Silence from the big brands

But for the large luxury brands, which base their identity on craftsmanship, the extreme care of raw materials, this challenge implies a radical change.  bolts.answerhop

Three big luxury brands that proudly returned to the Paris catwalks this week refused to explain their plans in the "metaverse" to questions from AFP.

However, those plans exist. Like Balenciaga, who completed a foray into the prevalent video game Fortnite, proposing clothes and sneakers to more than 250 million players.

Frenchman Jean-Paul Gaultier, who broke the mold in fashion, acknowledged to AFP that he is no longer interested.

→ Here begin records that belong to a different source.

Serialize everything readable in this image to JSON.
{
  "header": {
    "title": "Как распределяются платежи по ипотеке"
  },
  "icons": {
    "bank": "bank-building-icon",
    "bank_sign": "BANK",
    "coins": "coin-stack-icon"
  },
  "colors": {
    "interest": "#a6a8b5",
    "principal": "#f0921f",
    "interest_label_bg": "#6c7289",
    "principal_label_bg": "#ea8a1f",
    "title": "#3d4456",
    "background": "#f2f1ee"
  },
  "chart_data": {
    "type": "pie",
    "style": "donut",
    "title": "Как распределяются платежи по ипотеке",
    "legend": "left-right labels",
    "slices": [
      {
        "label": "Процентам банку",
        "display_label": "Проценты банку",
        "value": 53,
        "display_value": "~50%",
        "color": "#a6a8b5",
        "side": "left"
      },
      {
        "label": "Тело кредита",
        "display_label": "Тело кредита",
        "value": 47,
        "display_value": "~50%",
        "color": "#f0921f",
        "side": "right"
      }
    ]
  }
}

"I'm very happy with my adventure, I'm very tactile. Creating virtual clothing is another job, after all. It's almost like making a movie. And I'm not interested in video games," he explained.

What price is a purchaser willing to pay for digital clothing from a major brand? The market is too recent to have an answer, pioneers acknowledge.

DressX, founded just a year ago in San Francisco, chose to adopt the line of companies like Spotify or Netflix.

Through their app, for a price of less than ten dollars a month, they propose hundreds of dresses, digital jewelry, works of art, explained one of the two founders, Daria Shapovalova, to AFP in a videoconference.

There are problems to be solved, acknowledges his partner, Natalia Modenova.

"There are compatibility issues. When you're in the real world you can go everywhere with your clothes, but not in the metaverse," he explains.